Maestro UI tests

Maestro is a mobile UI test framework. We use it to drive the app through real user flows on an emulator or device — onboarding, creating markers and routes, browsing places nearby, and so on. The flows live in the maestro/ directory at the root of the repository and run in CI as a follow-on to the Run tests workflow, standalone against a published release, and automatically against the latest release on PRs that change only flows (see Running in CI).

These are end-to-end tests that exercise the real UI. For host-side logic tests see the unit test example; for the manual release checklist see the smoke test.

Maestro Studio

The recommended way to write flows is Maestro Studio, the official desktop application. It connects to a running emulator or device and lets you author flows interactively — inspect any element on screen to discover its selector, insert commands from a palette, and use the live REPL to try steps out before committing them to a .yaml file. This is much faster and less error-prone than writing YAML by hand, especially for finding the right id/text selector for a control.
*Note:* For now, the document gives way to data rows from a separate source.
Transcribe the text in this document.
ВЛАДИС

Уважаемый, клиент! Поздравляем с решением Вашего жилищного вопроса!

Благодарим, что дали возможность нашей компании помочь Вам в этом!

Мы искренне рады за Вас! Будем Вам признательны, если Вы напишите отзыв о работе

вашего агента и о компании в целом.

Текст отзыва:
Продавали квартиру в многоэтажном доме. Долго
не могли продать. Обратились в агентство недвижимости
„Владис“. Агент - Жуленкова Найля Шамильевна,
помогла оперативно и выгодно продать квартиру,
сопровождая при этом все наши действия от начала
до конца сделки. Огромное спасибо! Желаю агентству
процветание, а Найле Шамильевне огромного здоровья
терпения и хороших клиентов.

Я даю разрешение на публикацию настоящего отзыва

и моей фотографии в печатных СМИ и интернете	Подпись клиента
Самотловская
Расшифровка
Installing Maestro Studio and the Maestro CLI, and setting up an emulator or simulator, is covered by the official Maestro quickstart — follow that to get set up. (CI currently pins Maestro 2.6.0; using a matching version locally avoids surprises.)

Running tests locally

Studio is for authoring; once a flow is saved you run it from the Maestro CLI, which is also what CI uses.

Start an emulator (or plug in a device). CI runs the suite across a matrix of API 31 and 35, x86_64 (see Running in CI), so an emulator at one of those levels is the closest match to what CI runs.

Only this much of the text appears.